I would rather abrade it off and see it come off in little hairs on the stone leaving an apex with known geometry.
 
Well actually . . .
isn't one tearing the bur off ? And what is left ? Perhaps a non homogeneous "edge" that rises and falls, has questionable geometry ?(too thin in some areas, too blunt in others ?) kind of like breaking glass or tearing paper without folding it first. Might cut stuff, might not but one has lost control of the quality of the edge.

I would rather abrade it off and see it come off in little hairs on the stone leaving an apex with known geometry.
You have a good point here. I try to abrade it down as much as possibly first. Also, I am still very much a novice sharpener so my methods will hopefully evolve and my knowledge and skill does. This is what I do now but it’s likely not the best method.
 
Ha,ha, I guess I could argue the other side of it :
There is no edge sharper than a broken piece of glass.
The torn steel edge is torn along the grain / molecular structure of the blade . . . what could be thinner and sharper ?
But I'm still not a fan of deburing in wood.

I say experiment and enjoy what works best for you. That's what this hobby is all about.
Guys/Gals/People if I don't respond I am now doing really important stuff : eating pumpkin pie with coffee and watching the American Dog Show on TV.
 
Totally dude.
In the woodworking world, and there are some fairly practical people there because the edges are then used, often to failure THAT DAY and then resharpened to continue working THAT DAY it is fairly easy and quick to observe what works and what doesn't work as well. I mean I have changed the angle on some super blue chisel steel ($500 chisel) when cutting purple heart and the edge went from what appeared to the naked eye as "chipping" (actually folding/dinging) to the edge cutting perfectly and for a long time in huge joints. Just by changing the edge grind angle about two degrees (measured on a guided sharpener) .

These joints (that is a one foot ruler for judging scale).

So it has been "determined" by trial and error by the hand tool woodworking community, pretty much, that the kind of motion on the stone that you describe especially on coarse stones promotes early edge failure due to introducing stress risers that can cause the edge to fold over.

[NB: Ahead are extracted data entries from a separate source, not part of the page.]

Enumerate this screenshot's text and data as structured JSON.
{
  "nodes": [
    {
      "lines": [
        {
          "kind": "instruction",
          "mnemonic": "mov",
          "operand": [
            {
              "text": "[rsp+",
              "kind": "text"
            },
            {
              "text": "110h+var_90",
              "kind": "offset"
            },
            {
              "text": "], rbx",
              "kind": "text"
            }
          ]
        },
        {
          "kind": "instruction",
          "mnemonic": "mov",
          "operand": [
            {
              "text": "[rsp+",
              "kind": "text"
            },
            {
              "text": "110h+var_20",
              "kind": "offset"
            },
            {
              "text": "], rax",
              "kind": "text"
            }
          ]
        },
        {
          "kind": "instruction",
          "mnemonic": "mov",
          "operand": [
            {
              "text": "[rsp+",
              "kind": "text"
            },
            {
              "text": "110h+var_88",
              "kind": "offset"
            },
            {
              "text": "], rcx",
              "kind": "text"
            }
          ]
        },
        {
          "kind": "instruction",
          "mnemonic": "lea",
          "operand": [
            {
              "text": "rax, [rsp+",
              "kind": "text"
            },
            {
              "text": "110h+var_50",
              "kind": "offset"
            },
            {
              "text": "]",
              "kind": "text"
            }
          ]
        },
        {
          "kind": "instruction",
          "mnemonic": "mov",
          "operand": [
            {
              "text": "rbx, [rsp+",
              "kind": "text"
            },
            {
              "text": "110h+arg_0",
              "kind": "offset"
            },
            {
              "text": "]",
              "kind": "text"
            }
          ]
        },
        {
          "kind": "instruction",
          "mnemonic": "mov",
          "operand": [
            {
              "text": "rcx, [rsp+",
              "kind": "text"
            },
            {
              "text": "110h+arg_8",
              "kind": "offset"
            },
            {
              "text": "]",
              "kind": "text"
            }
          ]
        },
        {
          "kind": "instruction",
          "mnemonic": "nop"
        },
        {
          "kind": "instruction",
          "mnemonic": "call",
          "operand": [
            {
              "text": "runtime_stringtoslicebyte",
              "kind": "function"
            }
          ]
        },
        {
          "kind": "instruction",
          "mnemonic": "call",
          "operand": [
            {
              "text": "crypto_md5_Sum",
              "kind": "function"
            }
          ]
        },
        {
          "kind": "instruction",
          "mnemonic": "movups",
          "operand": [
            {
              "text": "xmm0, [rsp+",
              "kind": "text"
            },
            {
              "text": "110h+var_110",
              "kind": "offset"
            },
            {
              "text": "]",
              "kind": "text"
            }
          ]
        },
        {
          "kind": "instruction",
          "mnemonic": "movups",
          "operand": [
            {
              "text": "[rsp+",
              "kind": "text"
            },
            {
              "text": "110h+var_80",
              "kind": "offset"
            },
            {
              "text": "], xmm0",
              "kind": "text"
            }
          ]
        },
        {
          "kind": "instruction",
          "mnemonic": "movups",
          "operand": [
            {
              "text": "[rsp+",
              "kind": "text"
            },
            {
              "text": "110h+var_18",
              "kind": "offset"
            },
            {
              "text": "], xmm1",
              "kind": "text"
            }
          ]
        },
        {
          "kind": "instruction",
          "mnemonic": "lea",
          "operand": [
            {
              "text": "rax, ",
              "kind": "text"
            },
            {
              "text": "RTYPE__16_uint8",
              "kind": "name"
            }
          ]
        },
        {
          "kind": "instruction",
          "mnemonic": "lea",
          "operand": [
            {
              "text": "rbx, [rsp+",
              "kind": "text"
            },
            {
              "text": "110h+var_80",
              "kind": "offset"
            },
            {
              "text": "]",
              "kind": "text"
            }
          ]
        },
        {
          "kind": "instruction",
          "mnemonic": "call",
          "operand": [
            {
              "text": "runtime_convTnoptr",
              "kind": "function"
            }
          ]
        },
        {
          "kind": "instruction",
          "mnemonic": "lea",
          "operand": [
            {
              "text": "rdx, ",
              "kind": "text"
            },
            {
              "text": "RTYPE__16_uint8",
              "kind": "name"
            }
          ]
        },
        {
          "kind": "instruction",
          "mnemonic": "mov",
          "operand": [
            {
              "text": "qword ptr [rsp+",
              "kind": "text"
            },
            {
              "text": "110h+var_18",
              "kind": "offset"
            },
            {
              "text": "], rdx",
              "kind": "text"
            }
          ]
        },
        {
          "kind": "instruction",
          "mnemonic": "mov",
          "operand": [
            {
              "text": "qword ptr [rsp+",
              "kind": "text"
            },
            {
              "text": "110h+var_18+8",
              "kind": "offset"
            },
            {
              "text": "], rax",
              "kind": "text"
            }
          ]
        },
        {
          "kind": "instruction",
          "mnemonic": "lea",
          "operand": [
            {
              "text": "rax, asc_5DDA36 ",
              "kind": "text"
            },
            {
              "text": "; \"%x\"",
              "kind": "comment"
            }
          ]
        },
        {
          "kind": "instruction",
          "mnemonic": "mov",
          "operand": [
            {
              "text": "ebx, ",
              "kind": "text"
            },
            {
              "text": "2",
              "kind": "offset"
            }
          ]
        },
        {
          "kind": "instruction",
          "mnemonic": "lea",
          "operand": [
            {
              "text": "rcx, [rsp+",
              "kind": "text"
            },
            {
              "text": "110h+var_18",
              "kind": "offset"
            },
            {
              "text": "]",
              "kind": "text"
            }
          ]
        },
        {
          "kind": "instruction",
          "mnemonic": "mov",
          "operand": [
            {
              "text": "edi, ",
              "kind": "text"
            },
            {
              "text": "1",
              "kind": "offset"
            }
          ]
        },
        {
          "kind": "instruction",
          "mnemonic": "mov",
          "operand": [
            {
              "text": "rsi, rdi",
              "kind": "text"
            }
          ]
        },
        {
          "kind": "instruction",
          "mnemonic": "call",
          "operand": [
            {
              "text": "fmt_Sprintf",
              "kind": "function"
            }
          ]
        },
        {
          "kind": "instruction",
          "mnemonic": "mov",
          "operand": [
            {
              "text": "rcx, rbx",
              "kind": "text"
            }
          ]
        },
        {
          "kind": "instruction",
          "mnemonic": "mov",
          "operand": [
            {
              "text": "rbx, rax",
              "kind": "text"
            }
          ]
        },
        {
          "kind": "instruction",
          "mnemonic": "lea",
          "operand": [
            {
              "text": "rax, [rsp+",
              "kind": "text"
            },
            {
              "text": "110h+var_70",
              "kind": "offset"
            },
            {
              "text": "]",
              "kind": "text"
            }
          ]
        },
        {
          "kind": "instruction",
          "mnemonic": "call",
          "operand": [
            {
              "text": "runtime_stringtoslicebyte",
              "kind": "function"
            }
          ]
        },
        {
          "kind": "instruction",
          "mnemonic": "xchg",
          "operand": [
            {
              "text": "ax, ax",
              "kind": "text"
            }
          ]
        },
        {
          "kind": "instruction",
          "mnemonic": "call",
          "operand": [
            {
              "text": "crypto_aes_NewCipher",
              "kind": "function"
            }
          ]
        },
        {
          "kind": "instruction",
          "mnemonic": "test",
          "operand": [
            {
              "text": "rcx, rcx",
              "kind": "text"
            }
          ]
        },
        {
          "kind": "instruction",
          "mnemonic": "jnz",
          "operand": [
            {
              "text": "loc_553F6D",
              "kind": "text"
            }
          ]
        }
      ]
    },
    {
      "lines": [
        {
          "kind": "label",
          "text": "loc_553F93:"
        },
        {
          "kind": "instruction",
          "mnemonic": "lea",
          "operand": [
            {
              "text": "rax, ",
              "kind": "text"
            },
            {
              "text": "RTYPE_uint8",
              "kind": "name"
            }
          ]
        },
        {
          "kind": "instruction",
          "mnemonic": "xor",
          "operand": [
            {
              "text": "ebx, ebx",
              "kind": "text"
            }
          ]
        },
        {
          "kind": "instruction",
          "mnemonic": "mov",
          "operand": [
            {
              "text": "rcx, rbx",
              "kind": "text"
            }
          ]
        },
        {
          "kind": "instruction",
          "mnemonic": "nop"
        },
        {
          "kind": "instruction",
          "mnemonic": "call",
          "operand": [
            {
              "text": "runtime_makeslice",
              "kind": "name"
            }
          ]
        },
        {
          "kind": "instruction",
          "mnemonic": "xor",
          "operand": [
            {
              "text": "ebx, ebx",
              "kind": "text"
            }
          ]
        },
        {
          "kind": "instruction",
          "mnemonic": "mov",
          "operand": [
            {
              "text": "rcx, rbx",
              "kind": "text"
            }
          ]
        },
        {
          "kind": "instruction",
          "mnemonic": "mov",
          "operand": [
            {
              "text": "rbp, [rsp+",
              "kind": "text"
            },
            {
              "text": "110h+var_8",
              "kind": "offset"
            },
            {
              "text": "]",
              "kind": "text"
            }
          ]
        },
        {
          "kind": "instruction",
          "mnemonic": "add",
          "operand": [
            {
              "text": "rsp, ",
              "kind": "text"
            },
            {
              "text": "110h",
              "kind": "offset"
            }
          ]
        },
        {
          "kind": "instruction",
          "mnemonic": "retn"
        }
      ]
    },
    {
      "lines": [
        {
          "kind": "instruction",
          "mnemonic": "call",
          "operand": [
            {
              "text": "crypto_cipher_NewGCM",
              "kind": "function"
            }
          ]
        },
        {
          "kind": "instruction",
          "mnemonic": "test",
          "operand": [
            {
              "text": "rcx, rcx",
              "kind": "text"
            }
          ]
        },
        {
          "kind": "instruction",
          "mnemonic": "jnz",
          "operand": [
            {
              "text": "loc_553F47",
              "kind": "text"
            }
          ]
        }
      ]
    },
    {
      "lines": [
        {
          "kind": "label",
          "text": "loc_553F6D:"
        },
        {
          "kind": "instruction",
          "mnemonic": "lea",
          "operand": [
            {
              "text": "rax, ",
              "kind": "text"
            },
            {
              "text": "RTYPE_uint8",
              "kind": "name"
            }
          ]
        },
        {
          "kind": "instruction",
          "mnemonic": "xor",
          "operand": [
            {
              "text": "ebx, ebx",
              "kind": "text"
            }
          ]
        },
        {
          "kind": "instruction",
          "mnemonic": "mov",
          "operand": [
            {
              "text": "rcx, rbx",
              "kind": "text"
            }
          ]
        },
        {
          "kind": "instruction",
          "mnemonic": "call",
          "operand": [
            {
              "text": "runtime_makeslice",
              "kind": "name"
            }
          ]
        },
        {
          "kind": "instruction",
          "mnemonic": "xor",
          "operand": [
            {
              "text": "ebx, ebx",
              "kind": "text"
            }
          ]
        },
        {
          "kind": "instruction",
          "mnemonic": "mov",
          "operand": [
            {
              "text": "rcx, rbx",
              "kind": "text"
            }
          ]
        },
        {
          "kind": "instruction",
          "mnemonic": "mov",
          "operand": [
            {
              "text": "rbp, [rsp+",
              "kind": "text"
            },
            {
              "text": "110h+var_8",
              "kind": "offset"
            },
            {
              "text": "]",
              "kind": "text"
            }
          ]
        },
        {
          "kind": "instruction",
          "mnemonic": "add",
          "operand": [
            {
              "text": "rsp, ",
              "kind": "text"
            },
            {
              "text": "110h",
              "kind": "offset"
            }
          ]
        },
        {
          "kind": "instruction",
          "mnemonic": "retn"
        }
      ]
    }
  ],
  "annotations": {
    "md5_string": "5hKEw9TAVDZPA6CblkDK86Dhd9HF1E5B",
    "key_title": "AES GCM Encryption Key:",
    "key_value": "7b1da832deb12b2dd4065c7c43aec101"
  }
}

This is all very microscopic and perhaps not that important in a pocket knife but there you go.

View attachment 802400
View attachment 802401
View attachment 802402

PS :Every surface was cut with hand edge tools / no sand paper or power tools have touched this bench.

Interesting and thank you for the great answer.

The reason I ask is because I have seen the pull through sharpeners and always wondered what the horizontal scratch pattern would do to the edge.

As I sharpen freehand on my S.Maker rods I will have to remember to hold the rod lower down so I have room to use a more vertical stroke.

I have also wondered because I have seen videos of people using set angle sharpeners on the internet where their stroke is largely horizontal parallel to the edge.